Comune Catanzaro: maggioranza, inedito asse Fiorita-Costanzo

Catanzaro  – I capigruppo della maggioranza che governa il Comune di Catanzaro, Luigi Levato (Forza Italia), Ezio Pratico’ (Catanzaro da Vivere), Rosario Mancuso (Catanzaro con Abramo), Giuseppe Pisano (Officine del Sud) e Andrea Amendola (Obiettivo Comune) hanno diffuso una nota con la quale commentano le ultime mosse dell’opposizione. “Le vie della politica – esordiscono – come quelle del Signore, sono infinite. Si sa. Nulla di nuovo sotto il sole, quindi. Ma la ‘logica secolare’ della duttilita’ politica in consiglio comunale, se non fosse comica, diventerebbe grottesca. L’ultima novita’ e’ infatti relativa all’avvento dei moralizzatori e strenui difensori del bene pubblico, forti del 23% lodevolmente ottenuto da Cambiavento alle elezioni dell’anno scorso, rinvigoriti dall’asse Fiorita-Costanzo. Un’alleanza insomma – osservano i capigruppo – che appare sempre piu’ salda giorno dopo giorno tra Cambiavento e Fare per Catanzaro, francamente inedita. E che solleva piu’ di qualche perplessita’ nell’ottica della logica dei ‘duri e puri’ sbandierata dagli aficionados del prof. Ma tant’e’ e chi l’avrebbe mai immaginato. Sara’ l’effetto della Politica 3.0, quella bella, che parte dalla gente. Dal basso, come dicono questi amici che parlano bene, livello in cui ad esempio come per magia il Demonio Costanzo, appellato politicamente cosi’ da una parte della sinistra antagonista catanzarese anche e soprattutto per la sua ex lunga militanza nel centrodestra, diventa l’Angelo Sergio in nome forse di un futuro patto programmatico per la scalata al vertice di Palazzo De Nobili. Sara’, ma se per i latini piu’ o meno un paio di millenni fa era ‘pecunia non olet’ a noi verrebbe molto piu’ sommessamente da esclamare che anche i voti, in particolare se decisivi per vincere, non hanno odore. Chissa’, pero’, come la pensa a riguardo il Grillo Parlante di Cambiavento Gianmichele Bosco, che non lesina censure a tutto e tutti. Sara’ felice dei suoi nuovi compagni di viaggio Costanzo e Fabio Celia? Impartira’ altre lezioni di amministrazione ed etica. Si esprimera’, com’e’ solito fare a ogni stormir di fronda, o preferira’ non perdere l’occasione per tacere?”.

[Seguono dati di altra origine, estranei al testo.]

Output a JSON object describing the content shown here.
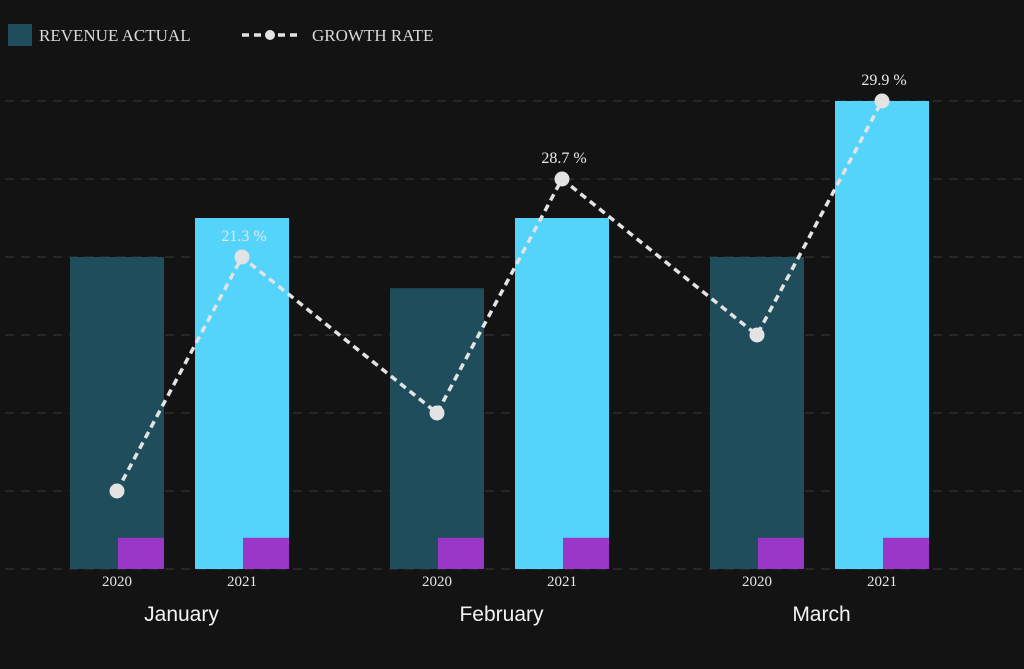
{
  "colors": {
    "background": "#131313",
    "bar_2020": "#1f4d5b",
    "bar_2021": "#54d4fb",
    "bar_marker": "#9a37c9",
    "growth_line": "#e3e3e3",
    "grid": "#3a3a3a"
  },
  "legend": {
    "revenue_label": "REVENUE ACTUAL",
    "growth_label": "GROWTH RATE"
  },
  "chart_data": {
    "type": "bar",
    "title": "",
    "xlabel": "",
    "ylabel": "",
    "ylim": [
      0,
      6
    ],
    "grid": true,
    "legend_position": "top-left",
    "groups": [
      "January",
      "February",
      "March"
    ],
    "subcategories": [
      "2020",
      "2021"
    ],
    "series": [
      {
        "name": "REVENUE ACTUAL",
        "type": "bar",
        "values": [
          [
            4.0,
            4.5
          ],
          [
            3.6,
            4.5
          ],
          [
            4.0,
            6.0
          ]
        ]
      },
      {
        "name": "GROWTH RATE",
        "type": "line",
        "values": [
          [
            1.0,
            4.0
          ],
          [
            2.0,
            5.0
          ],
          [
            3.0,
            6.0
          ]
        ]
      }
    ],
    "bar_markers": [
      [
        0.4,
        0.4
      ],
      [
        0.4,
        0.4
      ],
      [
        0.4,
        0.4
      ]
    ],
    "annotations": [
      {
        "group": 0,
        "sub": 1,
        "text": "21.3 %"
      },
      {
        "group": 1,
        "sub": 1,
        "text": "28.7 %"
      },
      {
        "group": 2,
        "sub": 1,
        "text": "29.9 %"
      }
    ]
  }
}
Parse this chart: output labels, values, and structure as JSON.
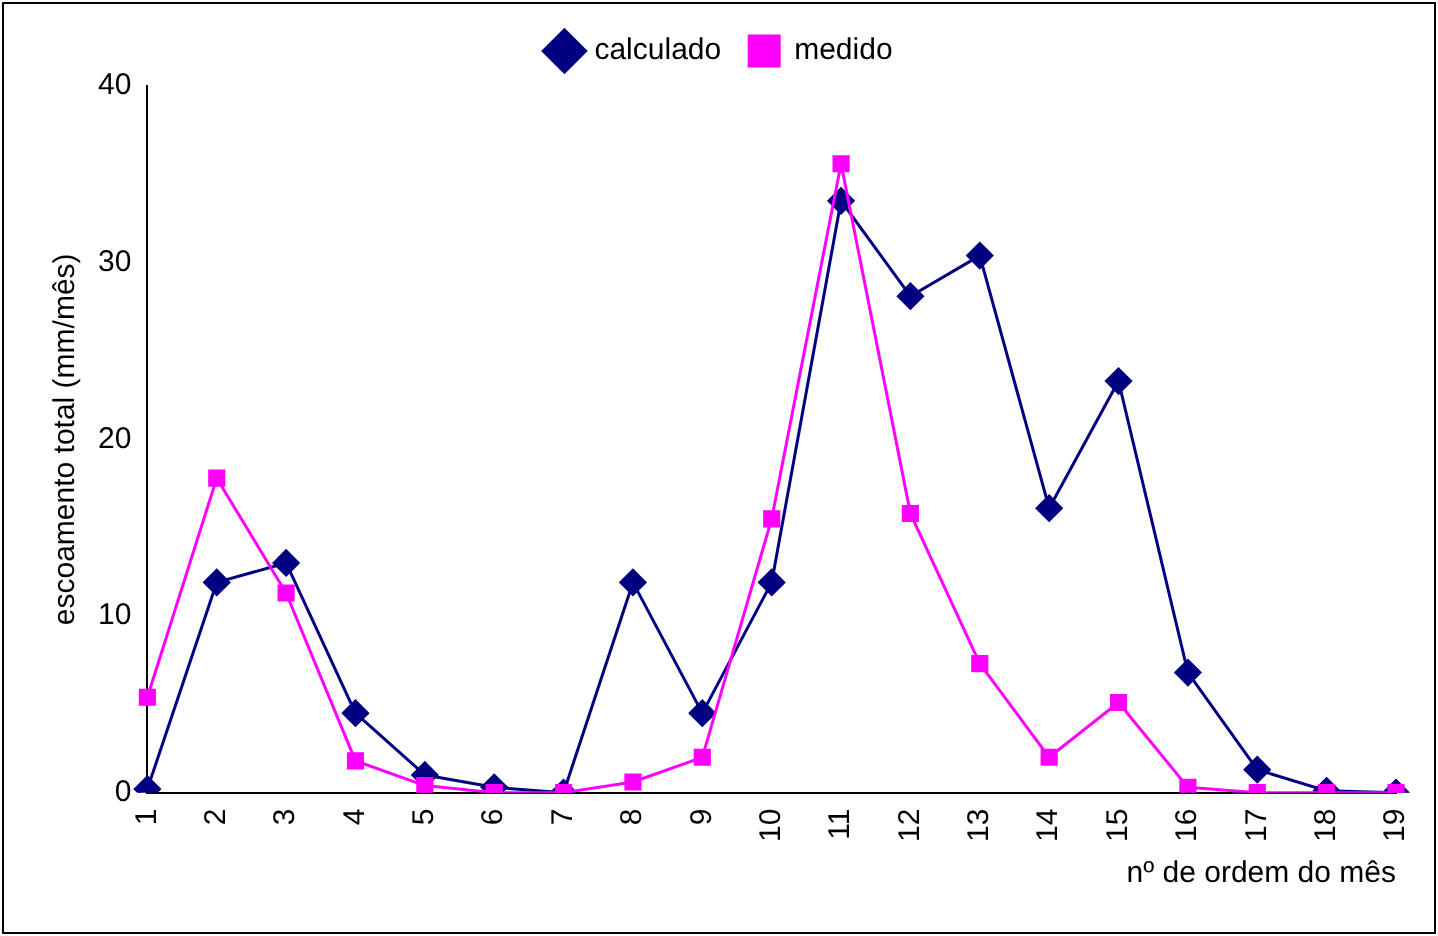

“L’aspetto importante, tuttavia, – continua il comunicato – non sono certo le scelte di Bosco, pur con tutto il rispetto che nutriamo per lui, bensi’ un chiarimento definitivo sulla posizione di chi a furia di vedere la pagliuzza nell’occhio altrui potrebbe non accorgersi della trave nel proprio. Ma del resto neppure questa sarebbe una novita’, soprattutto a sinistra. Ci permettiamo infatti di mutuare il celebre aforisma di un Socialista di Ferro come Pietro Nenni: ‘A fare a gara a fare i puri, c’e’ sempre uno piu’ puro che ti epura’. E se lo diceva lui Ci risparmino allora i colleghi Fiorita e Bosco le lezioncine dalla cattedra, anche perche’ il primo potra’ continuare a farle nelle aule dell’Unical mentre il secondo – concludono i apigruppo – riflettera’ sulle conseguenze di una probabile crisi d’identita’ politica”.